Figure 8: Model's simulated response vs. validation data output.

It can be observed here that the agreement is very good. The "Fit" value shown is calculated as:

Fit = 100*(1 - norm(yh - y)/norm(y-mean(y)))

where y is the measured output (=|zv.y|), and yh is the output of the model m1.

Comparing Estimated Models

To compare the performance of the models that we have estimated, for example m1, m2 and m3 with the validation data zv, we can again use the compare command:

```compare(zv,m1,'b',m2,'r',m3,'c');
```

Figure 9: Comparing the responses of models m1, m2, m3 on validation data set ze.
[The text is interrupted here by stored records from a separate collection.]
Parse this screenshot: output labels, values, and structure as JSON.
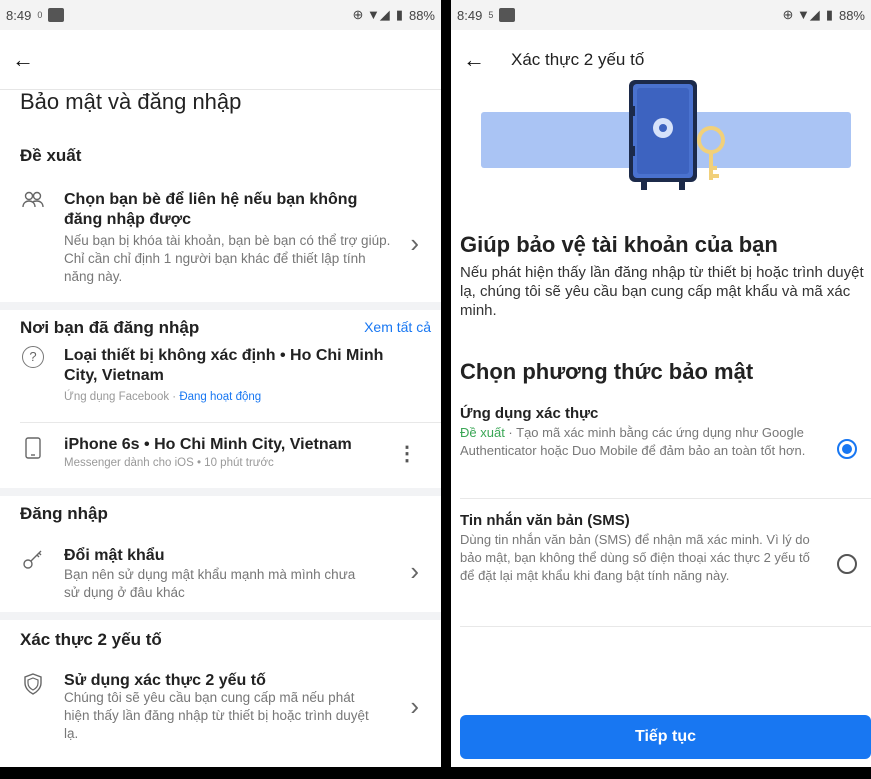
{
  "left": {
    "status": {
      "time": "8:49",
      "note": "0",
      "battery": "88%"
    },
    "page_title": "Bảo mật và đăng nhập",
    "suggest": {
      "header": "Đề xuất",
      "title": "Chọn bạn bè để liên hệ nếu bạn không đăng nhập được",
      "desc": "Nếu bạn bị khóa tài khoản, bạn bè bạn có thể trợ giúp. Chỉ cần chỉ định 1 người bạn khác để thiết lập tính năng này."
    },
    "logins": {
      "header": "Nơi bạn đã đăng nhập",
      "see_all": "Xem tất cả",
      "items": [
        {
          "title": "Loại thiết bị không xác định • Ho Chi Minh City, Vietnam",
          "sub": "Ứng dụng Facebook · ",
          "active": "Đang hoạt động"
        },
        {
          "title": "iPhone 6s • Ho Chi Minh City, Vietnam",
          "sub": "Messenger dành cho iOS • 10 phút trước"
        }
      ]
    },
    "login": {
      "header": "Đăng nhập",
      "title": "Đổi mật khẩu",
      "desc": "Bạn nên sử dụng mật khẩu mạnh mà mình chưa sử dụng ở đâu khác"
    },
    "twofa": {
      "header": "Xác thực 2 yếu tố",
      "title": "Sử dụng xác thực 2 yếu tố",
      "desc": "Chúng tôi sẽ yêu cầu bạn cung cấp mã nếu phát hiện thấy lần đăng nhập từ thiết bị hoặc trình duyệt lạ."
    }
  },
  "right": {
    "status": {
      "time": "8:49",
      "note": "5",
      "battery": "88%"
    },
    "appbar_title": "Xác thực 2 yếu tố",
    "heading": "Giúp bảo vệ tài khoản của bạn",
    "para": "Nếu phát hiện thấy lần đăng nhập từ thiết bị hoặc trình duyệt lạ, chúng tôi sẽ yêu cầu bạn cung cấp mật khẩu và mã xác minh.",
    "choose": "Chọn phương thức bảo mật",
    "options": [
      {
        "title": "Ứng dụng xác thực",
        "tag": "Đề xuất",
        "desc": " · Tạo mã xác minh bằng các ứng dụng như Google Authenticator hoặc Duo Mobile để đảm bảo an toàn tốt hơn.",
        "selected": true
      },
      {
        "title": "Tin nhắn văn bản (SMS)",
        "desc": "Dùng tin nhắn văn bản (SMS) để nhận mã xác minh. Vì lý do bảo mật, bạn không thể dùng số điện thoại xác thực 2 yếu tố để đặt lại mật khẩu khi đang bật tính năng này.",
        "selected": false
      }
    ],
    "cta": "Tiếp tục"
  }
}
The pole-zero plots for the models can be obtained using iopzplot:

```h = iopzplot(m1,'b',m2,'r',m3,'c');
```

Figure 10: Poles and zeros of the models m1, m2 and m3.

The uncertainties in the poles and zeroes can also be obtained. In the following statement, '3' refers to the number of standard deviations.

```showConfidence(h,3);
```

Figure 11: Pole-zero map with uncertainty regions.

The frequency functions above that are obtained from the models can be compared with one that is obtained using a non-parametric spectral analysis method (spa):

```gs = spa(ze);
```

The spa command produces an IDFRD model. The bode function can again be used for a comparison with the transfer functions of the models obtained.

```w = linspace(0.4,pi/m2.Ts,200);
opt = bodeoptions; opt.PhaseMatching = 'on';
bodeplot(m1,'b',m2,'r',m3,'c',gs,'g',w,opt);
legend('m1','m2','m3','gs')
```

Figure 12: Bode responses of m1, m2 and m3 compared against the non-parametric spectral estimation model gs.

The frequency responses from the three models/methods are very close. This indicates that this response is reliable.

Also, a Nyquist plot can be analyzed with the uncertainty regions marked at certain frequencies:

```showConfidence(nyquistplot(m1,'b',m2,'r',m3,'c',gs,'g'),3)
```

Figure 13: Nyquist plots of models m1, m2, m3 and gs.

The non-parametric model gs exhibits the most uncertainty in response.